The 1981 census recorded Hirangaon as having a population of 511 people (278 male and 233 female), in 89 households and 89 physical houses.

The 1961 census recorded Hirangaon (as "Hirangau") as comprising 1 hamlet, with a total population of 402 people (210 male and 192 female), in 67 households and 48 physical houses. The area of the village was given as 274 acres and it had a post office at that point.

== Infrastructure ==
As of 2011, Hirangaon had 1 primary school and 1 primary health sub centre. Drinking water was provided by hand pump; there were no public toilets. The village did not have a post office or public library; there was at least some access to electricity for all purposes. Streets were made of both kachcha and pakka materials.

== Economy ==
The three most significant agricultural crops produced at Hirangaon are barley, potato, and mustard.
Most of the people here were formerly employed in government service but most of the time now depend on factories. Currently, the person who is employed in the government service is residing in the city outside the village.

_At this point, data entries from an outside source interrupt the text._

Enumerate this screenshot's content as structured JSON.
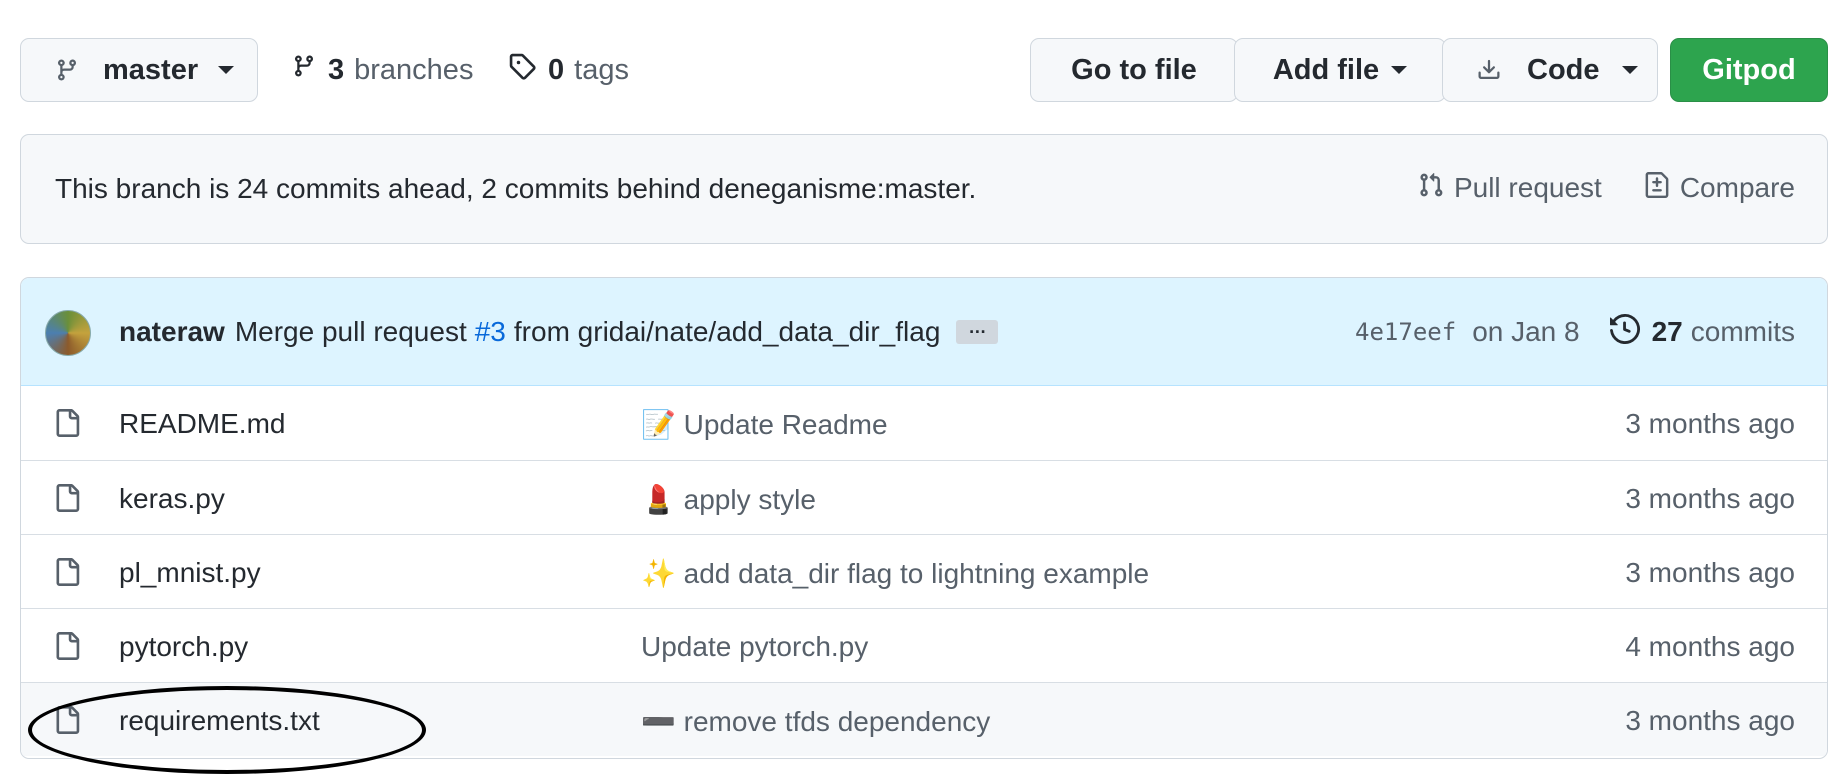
{
  "toolbar": {
    "branch": "master",
    "branches_count": "3",
    "branches_label": "branches",
    "tags_count": "0",
    "tags_label": "tags",
    "go_to_file": "Go to file",
    "add_file": "Add file",
    "code": "Code",
    "gitpod": "Gitpod"
  },
  "branch_status": {
    "text": "This branch is 24 commits ahead, 2 commits behind deneganisme:master.",
    "pull_request": "Pull request",
    "compare": "Compare"
  },
  "latest_commit": {
    "author": "nateraw",
    "message_prefix": "Merge pull request",
    "pr_number": "#3",
    "message_suffix": "from gridai/nate/add_data_dir_flag",
    "ellipsis": "…",
    "sha": "4e17eef",
    "date": "on Jan 8",
    "commits_count": "27",
    "commits_label": "commits"
  },
  "files": [
    {
      "name": "README.md",
      "message": "📝 Update Readme",
      "age": "3 months ago"
    },
    {
      "name": "keras.py",
      "message": "💄 apply style",
      "age": "3 months ago"
    },
    {
      "name": "pl_mnist.py",
      "message": "✨ add data_dir flag to lightning example",
      "age": "3 months ago"
    },
    {
      "name": "pytorch.py",
      "message": "Update pytorch.py",
      "age": "4 months ago"
    },
    {
      "name": "requirements.txt",
      "message": "➖ remove tfds dependency",
      "age": "3 months ago"
    }
  ],
  "colors": {
    "primary_button": "#2da44e",
    "link": "#0969da",
    "commit_bar": "#ddf4ff"
  }
}
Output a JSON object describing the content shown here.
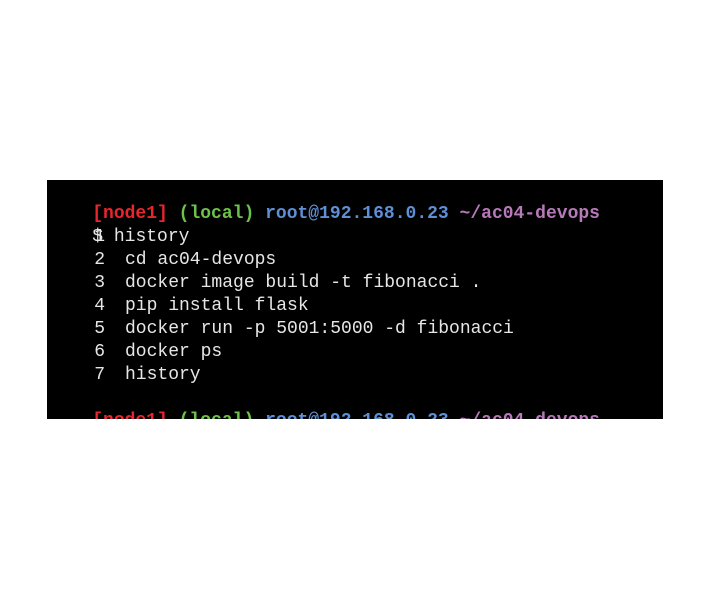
{
  "prompt": {
    "node": "[node1]",
    "local": "(local)",
    "userhost": "root@192.168.0.23",
    "path": "~/ac04-devops",
    "symbol": "$"
  },
  "typed_command": "history",
  "history": [
    {
      "num": "1",
      "cmd": ""
    },
    {
      "num": "2",
      "cmd": "cd ac04-devops"
    },
    {
      "num": "3",
      "cmd": "docker image build -t fibonacci ."
    },
    {
      "num": "4",
      "cmd": "pip install flask"
    },
    {
      "num": "5",
      "cmd": "docker run -p 5001:5000 -d fibonacci"
    },
    {
      "num": "6",
      "cmd": "docker ps"
    },
    {
      "num": "7",
      "cmd": "history"
    }
  ],
  "colors": {
    "background": "#000000",
    "text": "#e6e6e6",
    "node": "#e8262b",
    "local": "#6cc24a",
    "userhost": "#5f8fd4",
    "path": "#b77ab8"
  }
}
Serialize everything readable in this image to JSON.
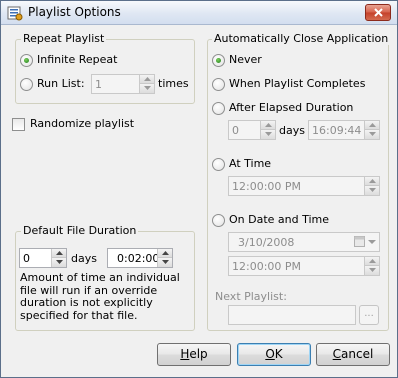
{
  "window": {
    "title": "Playlist Options"
  },
  "repeat": {
    "group_title": "Repeat Playlist",
    "infinite_label": "Infinite Repeat",
    "run_list_label": "Run List:",
    "run_list_value": "1",
    "times_label": "times",
    "selected": "infinite"
  },
  "randomize": {
    "label": "Randomize playlist",
    "checked": false
  },
  "default_duration": {
    "group_title": "Default File Duration",
    "days_value": "0",
    "days_label": "days",
    "time_value": "0:02:00",
    "description": "Amount of time an individual file will run if an override duration is not explicitly specified for that file."
  },
  "auto_close": {
    "group_title": "Automatically Close Application",
    "selected": "never",
    "options": {
      "never": "Never",
      "when_complete": "When Playlist Completes",
      "after_elapsed": "After Elapsed Duration",
      "at_time": "At Time",
      "on_date_time": "On Date and Time"
    },
    "elapsed_days_value": "0",
    "elapsed_days_label": "days",
    "elapsed_time_value": "16:09:44",
    "at_time_value": "12:00:00 PM",
    "date_value": "3/10/2008",
    "date_time_value": "12:00:00 PM",
    "next_playlist_label": "Next Playlist:",
    "next_playlist_value": "",
    "browse_label": "..."
  },
  "buttons": {
    "help": "Help",
    "ok": "OK",
    "cancel": "Cancel"
  },
  "icons": {
    "app": "playlist-app-icon",
    "close": "close-x-icon",
    "spin_up": "spin-up-arrow-icon",
    "spin_down": "spin-down-arrow-icon",
    "calendar": "calendar-dropdown-icon"
  }
}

== Religion and culture ==
There are temples of goddesses all around Hirangaon, which protect against the plight of this village. If a person dies in this village then that person Kada Samskar is performed by sitting in it like yoga action while other villages There is no such practice in other villages by the cremation of any deceased person, this tradition is done in the person's progenitor sages of the village of Hirangaon. Free of sage sage in ancient times because connecting Yogsadna your yoga practice would be absorbed into Sage Exchange in response to Hirngav Narki Tehsil, South Fatehabad in West Tundla tehsil and former Shikohabad the tehsil. Agra mandal is 42 km away, in which many Mughal historical monuments are decorated.